I'm working on the reports for our time tracking app. Each time entry is related to a project and a service. Here a simplified query to group time entries by project and service.
SELECT
projects.name as project_name,
services.name as service_name,
SUM(minutes) AS minutes
FROM `time_entries`
JOIN `projects` ON `projects`.id = `time_entries`.project_id
JOIN `services` ON `services`.id = `time_entries`.service_id
GROUP BY
time_entries.project_id,
time_entries.service_id
ORDER BY
max(minutes) DESC
This will result in a table like that:
+---------------+--------------+---------+
| project_name | service_name | minutes |
+---------------+--------------+---------+
| Business Card | Consulting | 4800 |
| Microsite | Coding | 3200 |
| Microsite | Consulting | 2400 |
| Microsite | Design | 2400 |
| Business Card | Design | 800 |
+---------------+--------------+---------+
What I try to achieve though is the possibility, to sort by SUM'd project minutes. Not the project »Business Card« should be on top, but the project »Microsite«, because it has more minutes.

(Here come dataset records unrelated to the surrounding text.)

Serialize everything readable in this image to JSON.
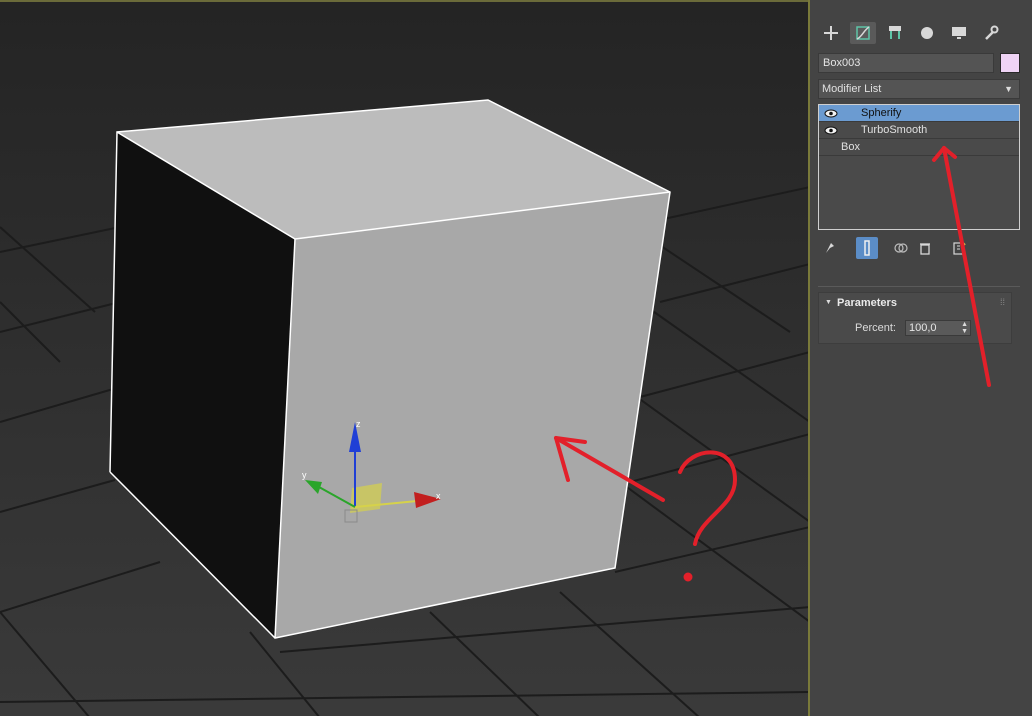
{
  "command_panel": {
    "tabs": [
      {
        "icon": "create-icon",
        "active": false
      },
      {
        "icon": "modify-icon",
        "active": true
      },
      {
        "icon": "hierarchy-icon",
        "active": false
      },
      {
        "icon": "motion-icon",
        "active": false
      },
      {
        "icon": "display-icon",
        "active": false
      },
      {
        "icon": "utilities-icon",
        "active": false
      }
    ],
    "object_name": "Box003",
    "object_color": "#f0d4f6",
    "modifier_list_label": "Modifier List",
    "modifier_stack": [
      {
        "label": "Spherify",
        "selected": true,
        "has_eye": true
      },
      {
        "label": "TurboSmooth",
        "selected": false,
        "has_eye": true
      },
      {
        "label": "Box",
        "selected": false,
        "has_eye": false
      }
    ],
    "parameters": {
      "title": "Parameters",
      "percent_label": "Percent:",
      "percent_value": "100,0"
    }
  },
  "viewport": {
    "gizmo_axes": {
      "x": "x",
      "y": "y",
      "z": "z"
    },
    "annotation_color": "#e3202a"
  },
  "colors": {
    "selection": "#6b9bd1",
    "panel_bg": "#444444",
    "accent_blue": "#5b8dc7"
  }
}
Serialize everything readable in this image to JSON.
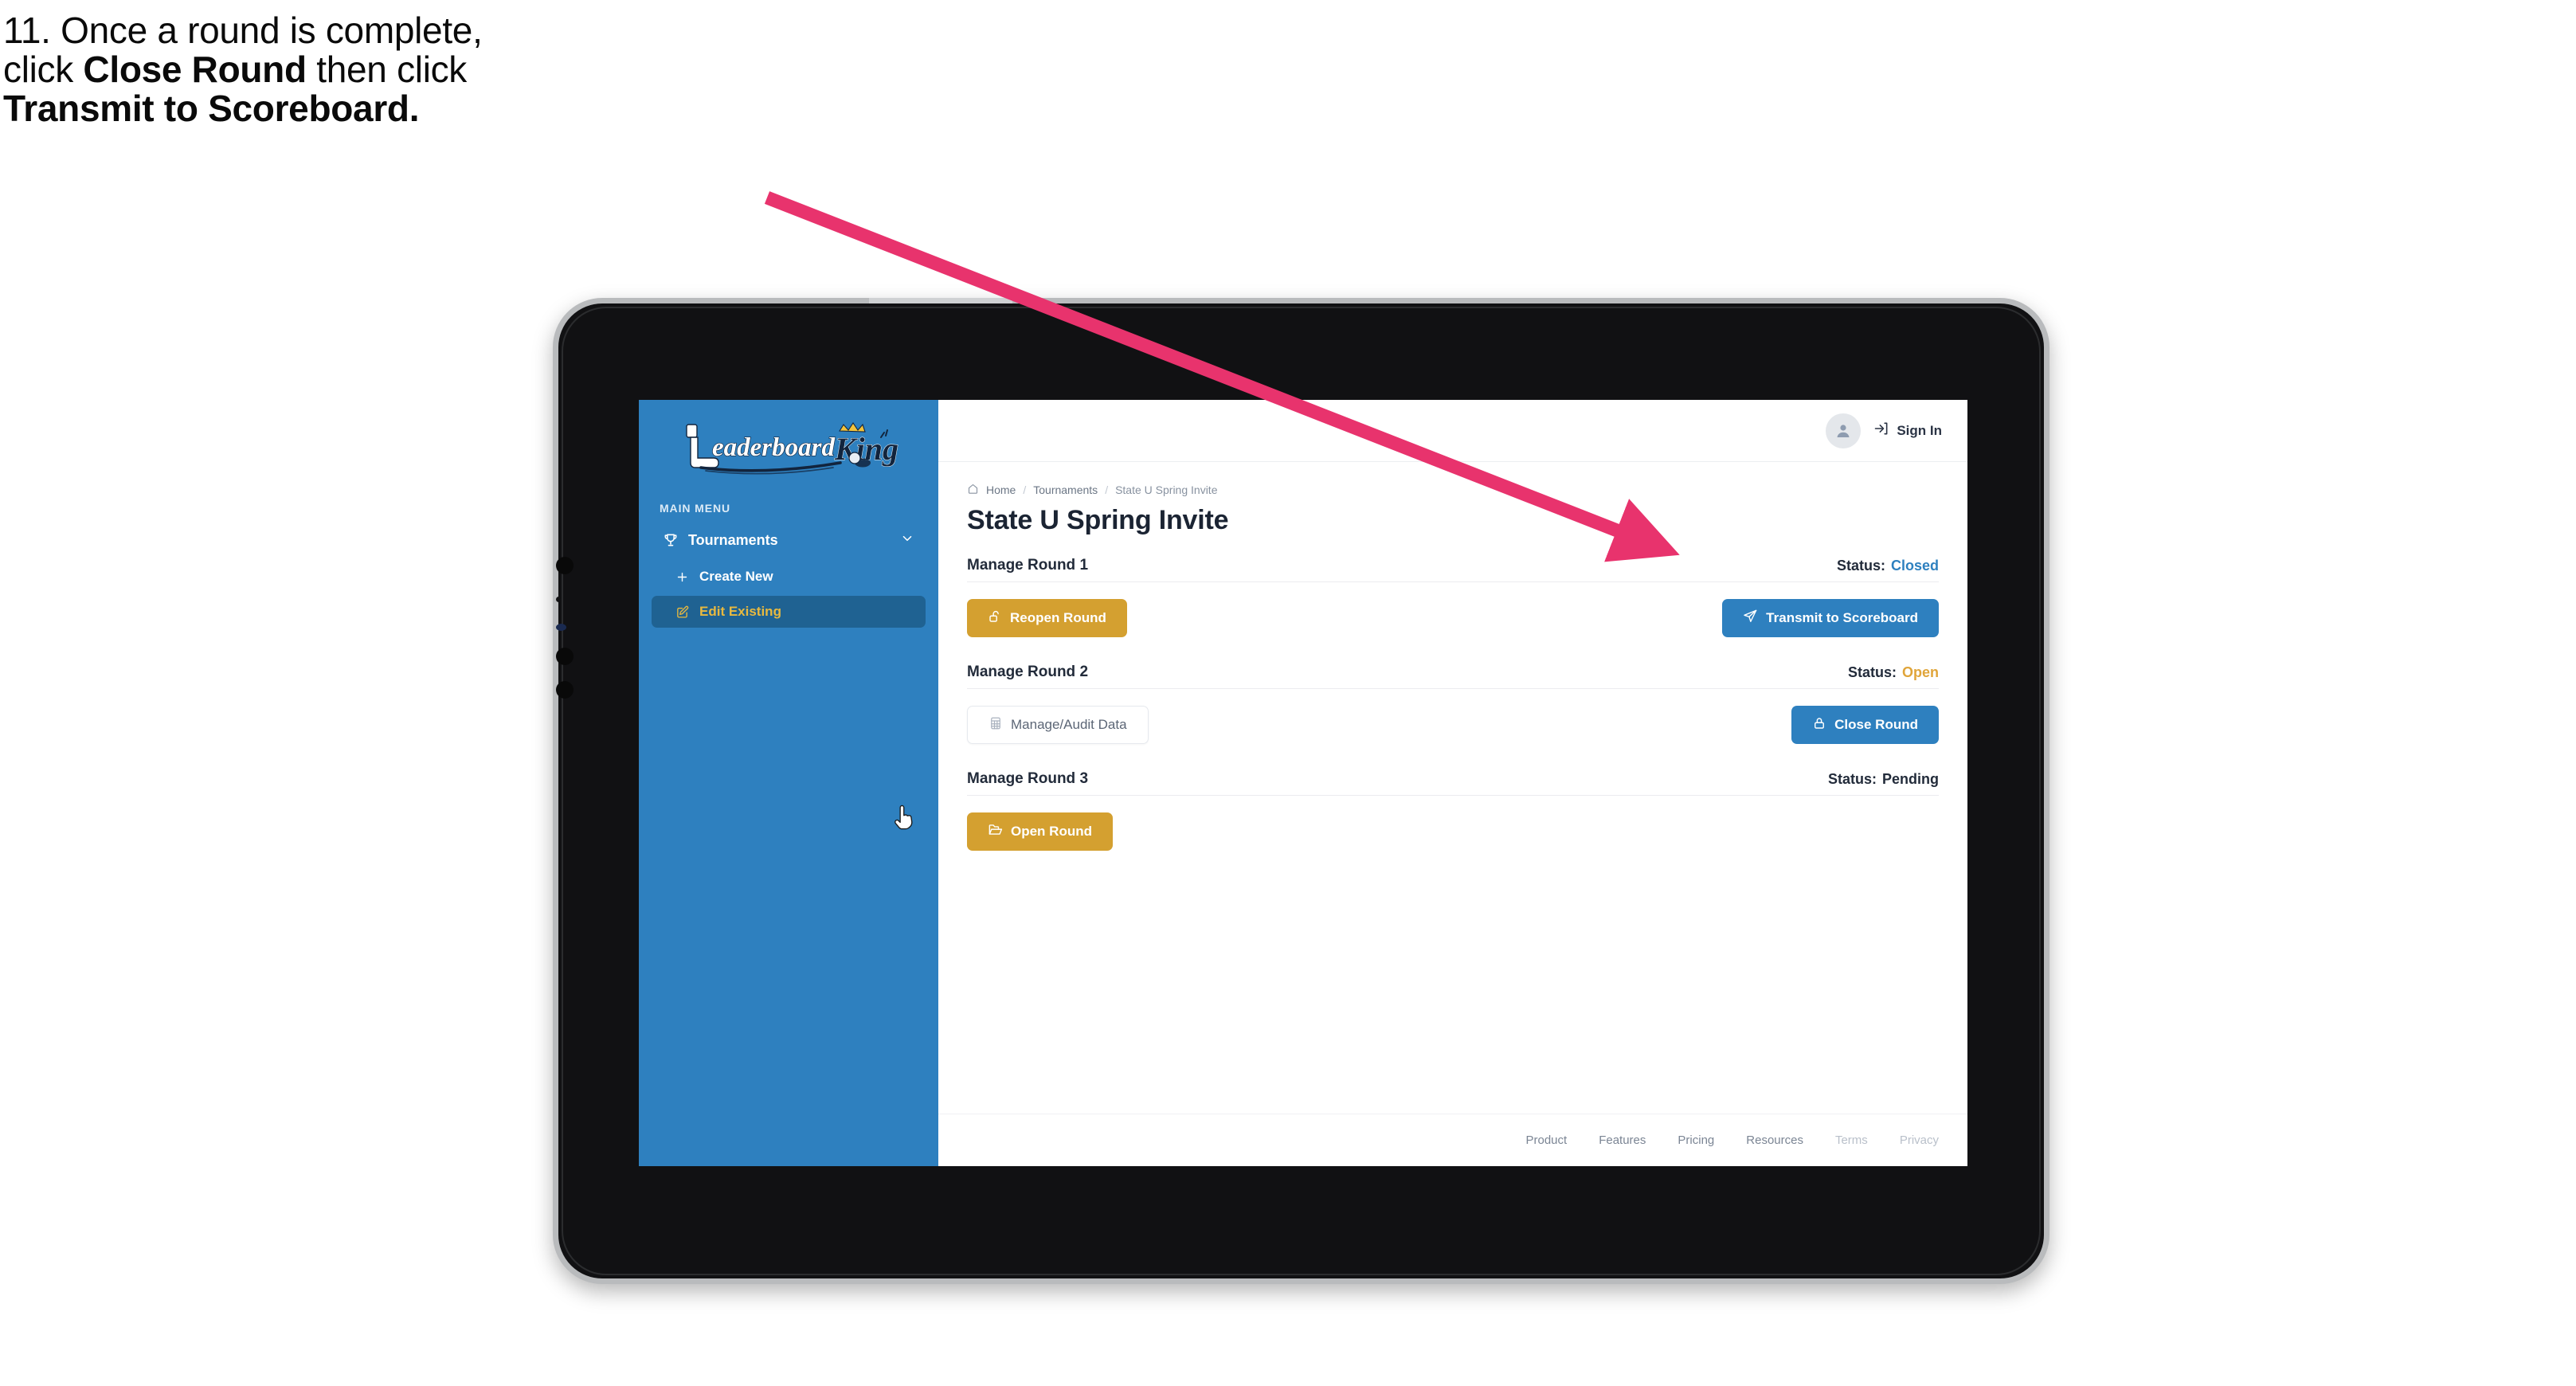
{
  "caption": {
    "line1_plain": "11. Once a round is complete,",
    "line2_pre": "click ",
    "line2_bold": "Close Round",
    "line2_post": " then click",
    "line3_bold": "Transmit to Scoreboard."
  },
  "annotation": {
    "arrow_color": "#e8336d"
  },
  "colors": {
    "sidebar_blue": "#2e80bf",
    "sidebar_active": "#1f6292",
    "accent_gold": "#d4a030",
    "active_text_gold": "#e8b93f",
    "status_closed": "#2e80bf",
    "status_open": "#e0a53a",
    "status_pending": "#222b3a",
    "text_dark": "#1b2433",
    "device_bezel": "#111113",
    "device_edge": "#b9bbbd"
  },
  "app": {
    "logo": {
      "word_one": "Leaderboard",
      "word_two": "King",
      "icon_name": "golf-club-crown-logo"
    },
    "sidebar": {
      "section_label": "MAIN MENU",
      "items": [
        {
          "label": "Tournaments",
          "icon": "trophy-icon",
          "chevron": "chevron-down-icon",
          "active": false
        },
        {
          "label": "Create New",
          "icon": "plus-icon",
          "active": false
        },
        {
          "label": "Edit Existing",
          "icon": "edit-pencil-icon",
          "active": true
        }
      ]
    },
    "topbar": {
      "avatar_icon": "user-avatar-icon",
      "signin_icon": "sign-in-arrow-icon",
      "signin_label": "Sign In"
    },
    "breadcrumb": {
      "home_icon": "home-icon",
      "items": [
        "Home",
        "Tournaments",
        "State U Spring Invite"
      ],
      "separator": "/"
    },
    "page_title": "State U Spring Invite",
    "status_prefix": "Status:",
    "rounds": [
      {
        "name": "Manage Round 1",
        "status_label": "Status:",
        "status_value": "Closed",
        "status_class": "val-closed",
        "left_button": {
          "label": "Reopen Round",
          "icon": "unlock-icon",
          "style": "btn-gold"
        },
        "right_button": {
          "label": "Transmit to Scoreboard",
          "icon": "paper-plane-icon",
          "style": "btn-blue"
        }
      },
      {
        "name": "Manage Round 2",
        "status_label": "Status:",
        "status_value": "Open",
        "status_class": "val-open",
        "left_button": {
          "label": "Manage/Audit Data",
          "icon": "table-grid-icon",
          "style": "btn-ghost"
        },
        "right_button": {
          "label": "Close Round",
          "icon": "lock-icon",
          "style": "btn-blue"
        }
      },
      {
        "name": "Manage Round 3",
        "status_label": "Status:",
        "status_value": "Pending",
        "status_class": "val-pending",
        "left_button": {
          "label": "Open Round",
          "icon": "folder-open-icon",
          "style": "btn-gold"
        },
        "right_button": null
      }
    ],
    "footer": {
      "links": [
        {
          "label": "Product",
          "dim": false
        },
        {
          "label": "Features",
          "dim": false
        },
        {
          "label": "Pricing",
          "dim": false
        },
        {
          "label": "Resources",
          "dim": false
        },
        {
          "label": "Terms",
          "dim": true
        },
        {
          "label": "Privacy",
          "dim": true
        }
      ]
    },
    "cursor": {
      "icon": "pointing-hand-cursor"
    }
  }
}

+---------------+--------------+-----------------+---------+
| project_name | service_name | project_minutes | minutes |
+---------------+--------------+-----------------+---------+
| Microsite | Coding | 8000 | 3200 |
| Microsite | Consulting | 8000 | 2400 |
| Microsite | Design | 8000 | 2400 |
| Business Card | Consulting | 5600 | 4800 |
| Business Card | Design | 5600 | 800 |
+---------------+--------------+-----------------+---------+
The only way I've found to get the column »project_minutes« is to create a table first and join it with itself. The query I came up with:
DROP TABLE IF EXISTS group2;
CREATE TABLE group2 SELECT
projects.id as project_id,
projects.name as project_name,
services.name as service_name,
SUM(minutes) AS minutes
FROM `time_entries`
JOIN `projects` ON `projects`.id = `time_entries`.project_id
JOIN `services` ON `services`.id = `time_entries`.service_id
GROUP BY
time_entries.project_id,
time_entries.service_id
ORDER BY
max(minutes) DESC
LIMIT 0, 30;
SELECT
project_name, service_name, project_minutes, minutes
FROM
group2
LEFT JOIN
(
SELECT project_id as project_id, sum(minutes) AS project_minutes
FROM group2
GROUP BY project_id
) as group1 on group1.project_id = group2.project_id
ORDER BY
project_minutes DESC,
minutes DESC;
I'm not even able to create a temporary table to due to a mySQL Bug (?): http://www.google.com/search?&q=site:bugs.mysql.com+reopen+temporary+table
My questions:
- What would be the best way to achieve a column like »project_minutes« that SUMs up a groups minutes and adds the result as an extra column? Is there a neat SQL trick I'm not aware of?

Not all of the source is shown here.